Dès lors, afin d’assurer le respect de la directive précitée, et du caractère effectif et dissuasif de la sanction de la déchéance du droit aux intérêts, il convient de ne pas faire application de l’article 1231-6 du code civil et de l’article L.313-3 du code monétaire et financier, en prévoyant que la somme restant due en capital ne portera pas intérêt, fût ce au taux légal.
Sur les demandes accessoires
Le défendeur, qui succombe, supportera les dépens, en application de l’article 696 du code de procédure civile.
Il serait inéquitable de laisser à la charge de la CAISSE D’EPARGNE ET DE PREVOYANCE AQUITAINE POITOU CHARENTES les frais exposés par elle dans la présente instance et non compris dans les dépens.

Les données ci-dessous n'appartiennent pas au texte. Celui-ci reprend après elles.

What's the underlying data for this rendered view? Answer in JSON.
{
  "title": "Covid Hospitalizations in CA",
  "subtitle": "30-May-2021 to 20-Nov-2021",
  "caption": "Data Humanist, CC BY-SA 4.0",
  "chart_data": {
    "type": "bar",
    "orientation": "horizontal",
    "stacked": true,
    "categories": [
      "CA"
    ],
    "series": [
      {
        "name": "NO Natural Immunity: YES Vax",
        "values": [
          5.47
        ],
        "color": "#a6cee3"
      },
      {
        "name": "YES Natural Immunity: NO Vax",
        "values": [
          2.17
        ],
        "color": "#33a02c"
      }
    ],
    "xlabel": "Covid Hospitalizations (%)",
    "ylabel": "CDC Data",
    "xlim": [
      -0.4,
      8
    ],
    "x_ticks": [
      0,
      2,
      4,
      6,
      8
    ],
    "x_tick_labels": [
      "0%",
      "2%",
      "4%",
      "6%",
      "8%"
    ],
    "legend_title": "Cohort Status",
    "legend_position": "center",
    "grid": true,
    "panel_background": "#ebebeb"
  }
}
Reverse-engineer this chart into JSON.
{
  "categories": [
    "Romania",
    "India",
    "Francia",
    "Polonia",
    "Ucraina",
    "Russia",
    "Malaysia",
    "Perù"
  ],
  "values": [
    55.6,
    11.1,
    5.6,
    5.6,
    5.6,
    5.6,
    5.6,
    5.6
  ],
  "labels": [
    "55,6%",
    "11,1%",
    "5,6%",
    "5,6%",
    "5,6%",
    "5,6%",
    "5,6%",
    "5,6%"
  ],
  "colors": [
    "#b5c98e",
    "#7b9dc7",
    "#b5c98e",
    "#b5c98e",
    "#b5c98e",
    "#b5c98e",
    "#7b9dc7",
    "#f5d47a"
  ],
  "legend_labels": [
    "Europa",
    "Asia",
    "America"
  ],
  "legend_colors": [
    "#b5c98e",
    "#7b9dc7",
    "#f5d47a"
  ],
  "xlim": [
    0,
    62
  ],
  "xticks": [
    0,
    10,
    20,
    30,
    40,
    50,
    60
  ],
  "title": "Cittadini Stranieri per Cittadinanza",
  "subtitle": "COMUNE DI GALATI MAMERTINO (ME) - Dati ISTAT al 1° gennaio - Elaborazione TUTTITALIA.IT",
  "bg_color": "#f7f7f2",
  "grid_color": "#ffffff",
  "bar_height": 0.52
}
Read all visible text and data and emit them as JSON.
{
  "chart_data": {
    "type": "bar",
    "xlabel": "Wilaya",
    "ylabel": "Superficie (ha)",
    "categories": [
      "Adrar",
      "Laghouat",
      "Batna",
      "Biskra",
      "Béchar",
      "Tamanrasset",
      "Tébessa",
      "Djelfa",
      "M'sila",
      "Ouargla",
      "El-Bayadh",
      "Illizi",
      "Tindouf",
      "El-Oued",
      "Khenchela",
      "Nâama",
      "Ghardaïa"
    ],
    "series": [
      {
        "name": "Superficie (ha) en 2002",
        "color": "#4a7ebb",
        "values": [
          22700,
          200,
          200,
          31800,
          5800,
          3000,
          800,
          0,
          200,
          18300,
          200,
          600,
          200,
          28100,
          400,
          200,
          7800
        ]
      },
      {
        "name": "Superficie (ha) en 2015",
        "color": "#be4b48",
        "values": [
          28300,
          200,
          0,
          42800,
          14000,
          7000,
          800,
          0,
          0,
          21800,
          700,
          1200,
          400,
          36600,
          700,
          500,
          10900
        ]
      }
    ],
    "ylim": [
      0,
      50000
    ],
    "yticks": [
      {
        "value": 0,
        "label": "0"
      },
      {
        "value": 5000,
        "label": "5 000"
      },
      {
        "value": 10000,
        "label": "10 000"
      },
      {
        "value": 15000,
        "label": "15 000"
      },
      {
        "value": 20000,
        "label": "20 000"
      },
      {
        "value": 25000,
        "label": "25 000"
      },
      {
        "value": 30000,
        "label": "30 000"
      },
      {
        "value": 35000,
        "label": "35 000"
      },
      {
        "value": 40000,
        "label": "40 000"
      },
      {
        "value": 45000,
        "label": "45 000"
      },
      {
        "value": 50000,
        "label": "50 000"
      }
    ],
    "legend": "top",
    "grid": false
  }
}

La somme de 300 € lui sera donc allouée au titre de l’article 700 du code de procédure civile.
La présente décision est exécutoire à titre provisoire, conformément à l’article 514 du code de procédure civile.
PAR CES MOTIFS
Le juge des contentieux de la protection, statuant publiquement, après débats en audience publique, par jugement mis à disposition au greffe réputé contradictoire et en premier ressort,
— CONSTATE le prononcé régulier de la déchéance du terme du prêt personnel du 15 Décembre 2022 de 25.000 € accordé par la CAISSE D’EPARGNE ET DE PREVOYANCE AQUITAINE POITOU CHARENTES à Monsieur [V] [R] ;
— PRONONCE la déchéance du droit aux intérêts contractuels de la CAISSE D’EPARGNE ET DE PREVOYANCE AQUITAINE POITOU CHARENTES au titre du prêt souscrit par Monsieur [V] [R] le 15 décembre 2022, à compter de cette date ;
— CONDAMNE Monsieur [V] [R] à verser à la CAISSE D’EPARGNE ET DE PREVOYANCE AQUITAINE POITOU CHARENTES la somme de 22.257,32 € (VINGT DEUX MILLE DEUX CENT CINQUANTE SEPT EUROS ET TRENTE DEUX CENTIMES) au titre du capital restant dû avec intérêts au taux légal à compter du 17 mars 2025 ;
— DÉBOUTE la CAISSE D’EPARGNE ET DE PREVOYANCE AQUITAINE POITOU CHARENTES de sa demande au titre de la clause pénale ;
— DIT que la somme due ne portera pas intérêt au taux légal et écarte l’application de la majoration prévue à l’article L.313-2 du Code monétaire et financier ;
— CONDAMNE Monsieur [V] [R] à verser à la CAISSE D’EPARGNE ET DE PREVOYANCE AQUITAINE POITOU CHARENTES la somme de 300 € (TROIS CENTS EUROS) au titre de l’article 700 du code de procédure civile ;
— CONDAMNE Monsieur [V] [R] aux dépens ;
— RAPPELLE que le présent jugement est exécutoire de plein droit à titre provisoire.
Ainsi jugé et prononcé par le Tribunal Judiciaire de La Rochelle, les jour, mois et an susdits.
Le présent jugement a été signé par Madame Gwenola KERBAOL, Vice-Présidente en charge des contentieux de la protection, et par Madame Anne-Lise VOYER, Greffière.